Committed to Our Youngest Learners
This month, our educators took special steps to make learning playful and fun. From April 2 to 8, early childhood programs nationwide came up with new ways for children to enjoy music, explore food and cooking, build together and create art. It was all part of Week of the Young Child, a celebration of our youngest learners.
It was also an occasion to honor the educators who serve them. So, on April 6, Maine educators joined Governor Janet Mills at the State House in Augusta to be recognized for their work and mark the passing of a new law that provides more funding for their field. Then on April 7, North Carolina Governor Roy Cooper visited Nana’s Learning Center in Charlotte to mark Week of the Young Child and highlight the North Carolina Child Stabilization Grants. “This week, we celebrate our early childhood educators who teach, nurture and support our children,” Cooper said. “Child care and learning programs lay the foundation for future success, and it’s great to see how these grants not only help educators care for our children but help parents get and keep jobs.”

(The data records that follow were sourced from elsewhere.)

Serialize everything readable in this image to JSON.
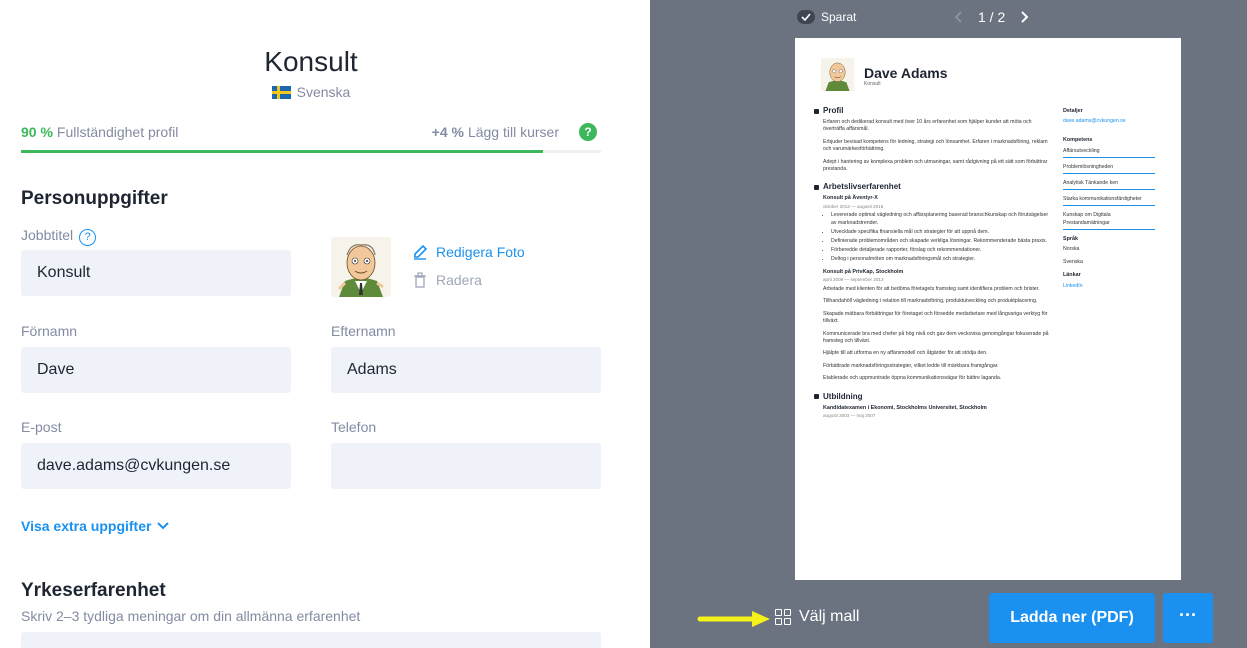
{
  "editor": {
    "title": "Konsult",
    "language": "Svenska",
    "progress": {
      "percent_label": "90 %",
      "percent": 0.9,
      "label": "Fullständighet profil",
      "hint_value": "+4 %",
      "hint_label": "Lägg till kurser",
      "help_symbol": "?"
    },
    "personal": {
      "title": "Personuppgifter",
      "job_title_label": "Jobbtitel",
      "job_title_help": "?",
      "job_title_value": "Konsult",
      "edit_photo": "Redigera Foto",
      "delete_photo": "Radera",
      "first_name_label": "Förnamn",
      "first_name_value": "Dave",
      "last_name_label": "Efternamn",
      "last_name_value": "Adams",
      "email_label": "E-post",
      "email_value": "dave.adams@cvkungen.se",
      "phone_label": "Telefon",
      "phone_value": "",
      "extra_link": "Visa extra uppgifter"
    },
    "experience": {
      "title": "Yrkeserfarenhet",
      "subtitle": "Skriv 2–3 tydliga meningar om din allmänna erfarenhet"
    }
  },
  "preview": {
    "saved_label": "Sparat",
    "page_indicator": "1 / 2",
    "choose_template": "Välj mall",
    "download_label": "Ladda ner (PDF)",
    "more_label": "···",
    "cv": {
      "name": "Dave Adams",
      "subtitle": "Konsult",
      "profile_heading": "Profil",
      "profile": [
        "Erfaren och dedikerad konsult med över 10 års erfarenhet som hjälper kunder att möta och överträffa affärsmål.",
        "Erbjuder bevisad kompetens för ledning, strategi och lönsamhet. Erfaren i marknadsföring, reklam och varumärkesförbättring.",
        "Adept i hantering av komplexa problem och utmaningar, samt rådgivning på ett sätt som förbättrar prestanda."
      ],
      "work_heading": "Arbetslivserfarenhet",
      "job1_title": "Konsult på Äventyr-X",
      "job1_date": "oktober 2013 — augusti 2018",
      "job1_bullets": [
        "Levererade optimal vägledning och affärsplanering baserad branschkunskap och förutsägelser av marknadstrender.",
        "Utvecklade specifika finansiella mål och strategier för att uppnå dem.",
        "Definierade problemområden och skapade verkliga lösningar. Rekommenderade bästa praxis.",
        "Förberedde detaljerade rapporter, förslag och rekommendationer.",
        "Deltog i personalmöten om marknadsföringsmål och strategier."
      ],
      "job2_title": "Konsult på PrivKap, Stockholm",
      "job2_date": "april 2009 — september 2013",
      "job2_paragraphs": [
        "Arbetade med klienten för att bedöma företagets framsteg samt identifiera problem och brister.",
        "Tillhandahöll vägledning i relation till marknadsföring, produktutveckling och produktplacering.",
        "Skapade mätbara förbättringar för företaget och försedde medarbetare med långvariga verktyg för tillväxt.",
        "Kommunicerade bra med chefer på hög nivå och gav dem veckovisa genomgångar fokuserade på framsteg och tillväxt.",
        "Hjälpte till att utforma en ny affärsmodell och åtgärder för att stödja den.",
        "Förbättrade marknadsföringsstrategier, vilket ledde till märkbara framgångar.",
        "Etablerade och uppmuntrade öppna kommunikationsvägar för bättre laganda."
      ],
      "education_heading": "Utbildning",
      "edu_title": "Kandidatexamen i Ekonomi, Stockholms Universitet, Stockholm",
      "edu_date": "augusti 2003 — maj 2007",
      "details_heading": "Detaljer",
      "details_email": "dave.adams@cvkungen.se",
      "skills_heading": "Kompetens",
      "skills": [
        "Affärsutveckling",
        "Problemlösningheden",
        "Analytisk Tänkande ken",
        "Starka kommunikationsfärdigheter",
        "Kunskap om Digitala Prestandamätningar"
      ],
      "languages_heading": "Språk",
      "languages": [
        "Norska",
        "Svenska"
      ],
      "links_heading": "Länkar",
      "link": "LinkedIn"
    }
  },
  "colors": {
    "accent": "#1a91f0",
    "progress": "#3cb75b",
    "preview_bg": "#6b7380",
    "input_bg": "#eff2f9",
    "arrow": "#f5f219"
  }
}
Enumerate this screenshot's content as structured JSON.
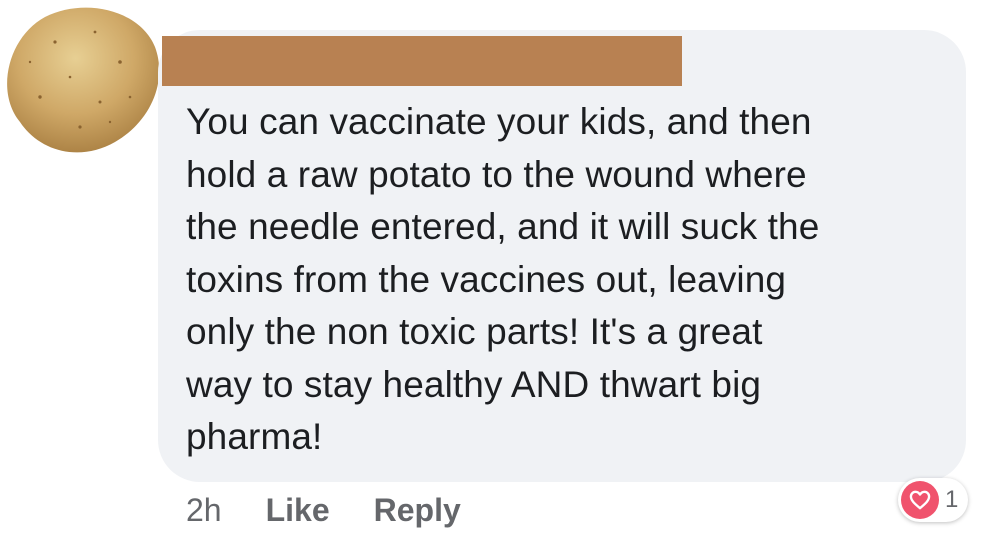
{
  "comment": {
    "avatar_icon": "potato-avatar-icon",
    "author_redacted_color": "#b88152",
    "text": "You can vaccinate your kids, and then\nhold a raw potato to the wound where\nthe needle entered, and it will suck the\ntoxins from the vaccines out, leaving\nonly the non toxic parts! It's a great\nway to stay healthy AND thwart big\npharma!",
    "bubble_color": "#f0f2f5"
  },
  "actions": {
    "time": "2h",
    "like_label": "Like",
    "reply_label": "Reply"
  },
  "reactions": {
    "icon": "heart-icon",
    "color": "#f0536d",
    "count": "1"
  }
}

Our educators deserve the praise they received during Week of the Young Child. They should also get it all year long, and this month we profile two folks who help teachers advance with purpose and passion. Jessica Moore is a Head Start director who tells her teachers that “I don’t exist without you,” as she explains. “Everything we do goes back to the frontline staff in the field.” And those teachers can share both their triumphs and trials during Early Childhood Educators Circle Time, hosted by Melody McGuire. “Over 6,400 people join my online group,” Melody says, “to chat about everything from problems talking to parents to marketing programs, from behavioral issues to the benefits of earning a CDA®.”
The CDA has always been a strong basis for careers. And now the Council is taking bold steps to make the CDA process even better, Dr. Calvin Moore explains in his blog. “We’re reimagining the CDA process as a strong step toward rebuilding the ECE field. And I’m committed to this effort because I believe that an investment in our teachers is an investment in our students.” Qualified, caring teachers promote equity by opening doors for underserved young learners, including the rising number of homeless children.
It’s hard to know who these children are, as we discuss in a new white paper, The Invisible Children in Our Midst. This is because homeless parents are reluctant to reveal their family’s trials for fear of losing their children. So, educators might not understand why the children are fatigued, appear underfed or act out in challenging ways. Yet the children’s tears and trying behavior betray the traumas they’ve often been through—and should lead to concern for what’s going on in their lives outside school. These children need teachers with the empathy and the insight to bring their hidden problems into plain view.
With the right skills, you can help even the most troubled youngsters. So, get the training you need at the Early Educators Leadership Conference. You’ll also learn ways to help yourself since this year’s conference will take a close look at building systems, policies and career paths that place our field on the fast track to equity in the classroom and workplace. Take advantage of this chance to speak with industry experts about roadblocks that stop our profession from getting the pay and recognition it deserves.
We also urge our educators to join us at a special event designed just for you. ECE Practitioner Day will feature sessions on professional development, health and self-care that should guide you in months to come. We know you deserve support all year long and not just during Week of the Young Child. When that special week has passed, children may forget the art they made, the music they heard or the dishes they cooked. But they will remember the special way you’ve always made them feel safe and loved.